Naomi Shin is one of them. As the daughter of Japanese dive bomber pilot Zenji Abe, she returned this year to honor both the Japanese and American casualties of war, as her father had done for more than 10 years.

She also visited an elementary school to meet third-grade students who had read a book about the friendship between her father and Richard Fiske, a bugler aboard the USS West Virginia who survived the attack, in their final years.

Erika Ageno, 8, one of the students, says she learned a lot from the story about friendship. “We learned that war is never the best thing to do and you can become friends with former enemies,” she said.

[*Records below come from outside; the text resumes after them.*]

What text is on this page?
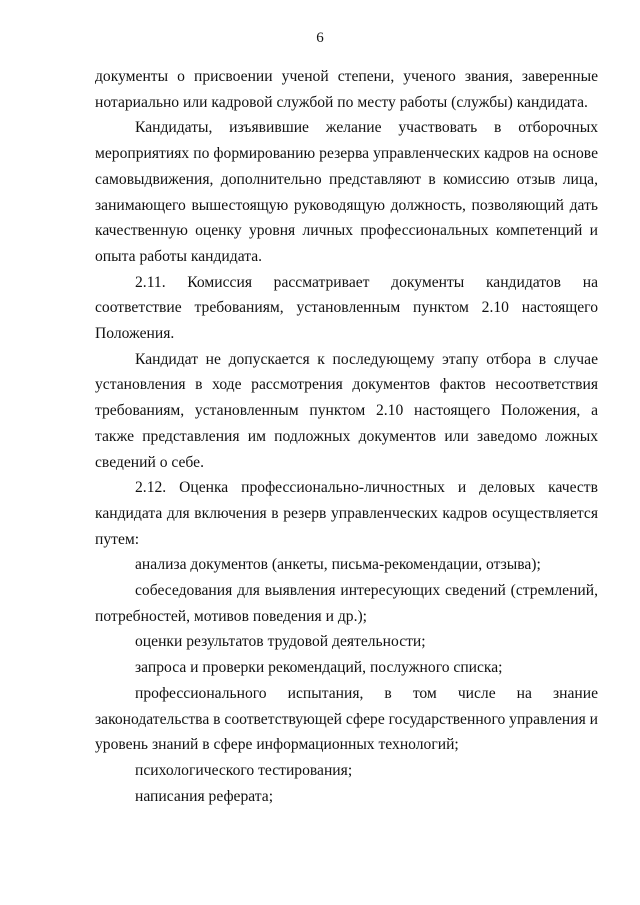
6

документы о присвоении ученой степени, ученого звания, заверенные нотариально или кадровой службой по месту работы (службы) кандидата.

Кандидаты, изъявившие желание участвовать в отборочных мероприятиях по формированию резерва управленческих кадров на основе самовыдвижения, дополнительно представляют в комиссию отзыв лица, занимающего вышестоящую руководящую должность, позволяющий дать качественную оценку уровня личных профессиональных компетенций и опыта работы кандидата.

2.11. Комиссия рассматривает документы кандидатов на соответствие требованиям, установленным пунктом 2.10 настоящего Положения.

Кандидат не допускается к последующему этапу отбора в случае установления в ходе рассмотрения документов фактов несоответствия требованиям, установленным пунктом 2.10 настоящего Положения, а также представления им подложных документов или заведомо ложных сведений о себе.

2.12. Оценка профессионально-личностных и деловых качеств кандидата для включения в резерв управленческих кадров осуществляется путем:

анализа документов (анкеты, письма-рекомендации, отзыва);

собеседования для выявления интересующих сведений (стремлений, потребностей, мотивов поведения и др.);

оценки результатов трудовой деятельности;

запроса и проверки рекомендаций, послужного списка;

профессионального испытания, в том числе на знание законодательства в соответствующей сфере государственного управления и уровень знаний в сфере информационных технологий;

психологического тестирования;

написания реферата;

Around 80 Japanese teachers have participated in yearly workshops about Pearl Harbor and the Pacific War with American counterparts since 2004.

Meanwhile, Japanese students make up 35 percent of all students who visit the site, according to Paul Heintz, education director at Pacific Historic Parks, a nonprofit organization that runs several park sites connected to World War II.

“I didn’t really know much about this. Coming here made me want to find out more,” said a 17-year-old student from Gotemba Minami High School in Shizuoka Prefecture who visited the site on a school trip.

Yujin Yaguchi, a professor at the University of Tokyo who studies the way war is remembered and taught, called visits to the site by young Japanese a positive step.

“There are about 1.2 million to 1.3 million Japanese visitors to Hawaii every year — if we could get 50 percent of them, especially the young generation, interested in thinking about Pearl Harbor, it would really make a tangible change in the ways in which Pearl Harbor is remembered in Japan,” Yaguchi said.